In the early nineties, I learned to like LaTeX. The process of writing documents in LaTeX (write, process, verify, repeat) is so similar to writing software in a compiler language that I found it very easy to learn. And its output quality was just stunning compared to all the text processing software like Word. Also, like for example with Perl, there is a huge choice of useful extensions, called “styles”, freely available on the Internet. With those, you can use LaTeX for writing articles and books as well as letters and even presentation slides (or cooking recipes for that matter).

But while you can generate PDF files easily with LaTeX, converting a document into HTML for the Web is tedious, even with the converter software available. And because I needed printouts as well as web pages to display on a projector, I chose DocBook XML as my source format. It’s been used for publishing technical documents for a long time and can be converted into PDF as easily as into HTML. Unfortunately, at least using open source tools, the PDF output is not nearly as neat as the one from LaTeX.

So, when I started writing my Perl book, I reverted back to LaTeX and I’ve been happy for some years. That is, until I decided to focus on online training. Now great print quality didn’t matter that much any more and I needed HTML files to publish on our online training platform.

The format had to be based on plain text so I could still use Textmate, my favourite text editor, and Perl scripts to process my source files. There weren’t much alternatives left to choose from. One of the most interesting candidates was Markdown. I already use Markdown on most of my blogs because it’s easy to write and also easy on the eyes. Furthermore, Scrivener, the writing tool I like most, also supports working with Markdown.

And then there was HTML, simple, plain HTML. I got the idea from Mark Pilgrim’s interview on the setup where he mentioned that he’s writing his new book in HTML. I liked this idea because doing semantic markup in HTML is easy and by using CSS, you can style a great looking online presentation.

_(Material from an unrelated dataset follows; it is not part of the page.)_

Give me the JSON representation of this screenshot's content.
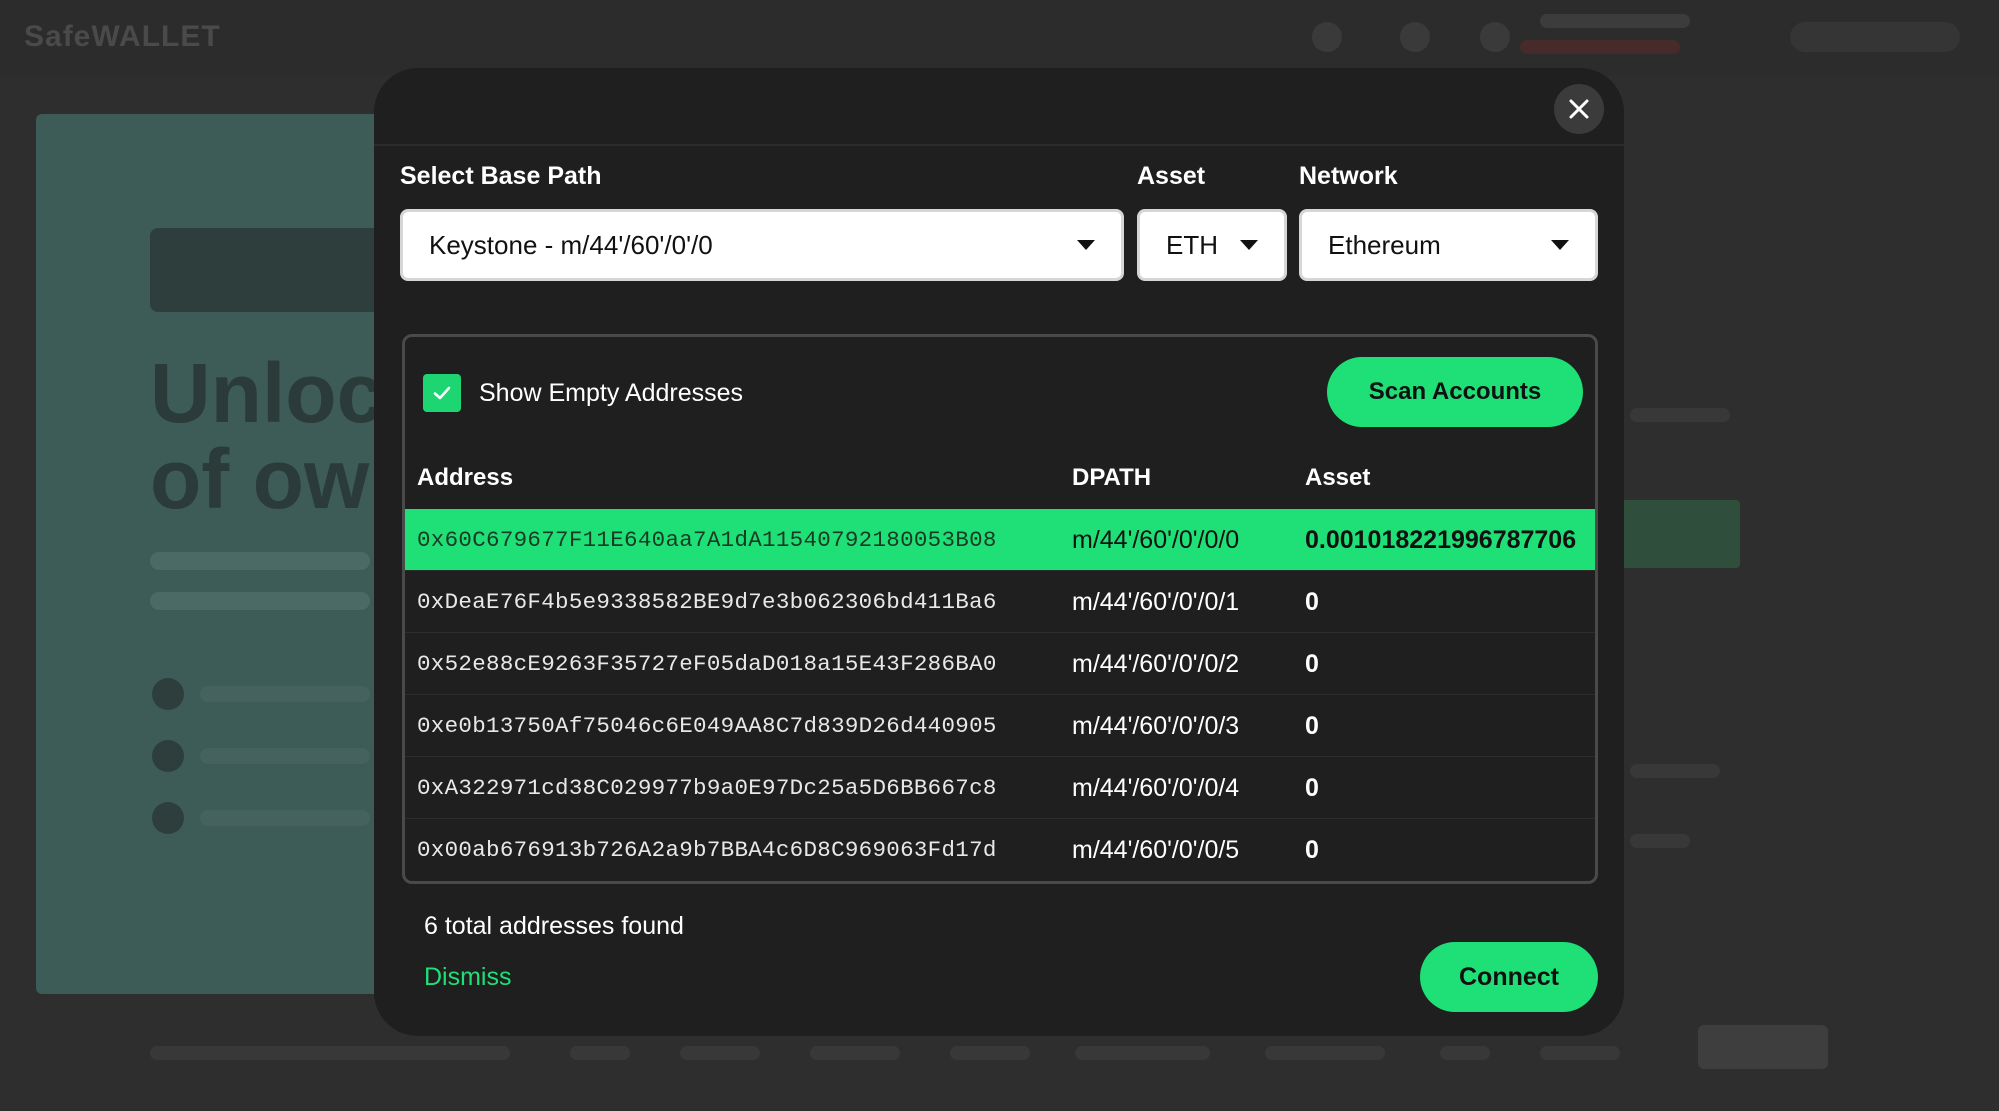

Writing HTML is almost as easy as writing Markdown, especially when you have support from your editor software. Additionally, there was the strategic aspect that if I wanted to involve other writers, I would be much easier to find some who knew HTML than ones with LaTeX, DocBook or Markdown knowledge.

Because I still wanted to be able to generate PDF files, I looked for decent HTML-to-PDF converters. XSL:FO was the main reason I abandoned DocBook, so I researched the alternatives and found PrinceXML. Prince uses the normal CSS styling information and extends its syntax a bit to cover printing aspects like page sizes and footnotes. I found out that CSS3 actually even can do page or figure numbering and cross references. It has to be mentioned that PrinceXML is a bit on the pricy side, so I had to do some tests first.

I quickly converted one of the book’s chapters from LaTeX to HTML, created a CSS style sheet for screen and one for print media, and checked the results in HTML and PDF. As was to be expected, the web presentation was fine, and also the PDF output from PrinceXML was quite acceptable. These results finally convinced me to go Full Monty on converting the book from LaTeX to HTML.

I haven’t finished the conversion yet, but thanks to a Perl script with a growing list of regular expressions, I can minimize my manual work. I’ll also need to write some scripts for generating the table of contents and the keyword index, because PrinceXML doesn’t do that.

I expect to have a complete new version of the Perl Meisterkurs book in May and will let you know of my experiences in another post.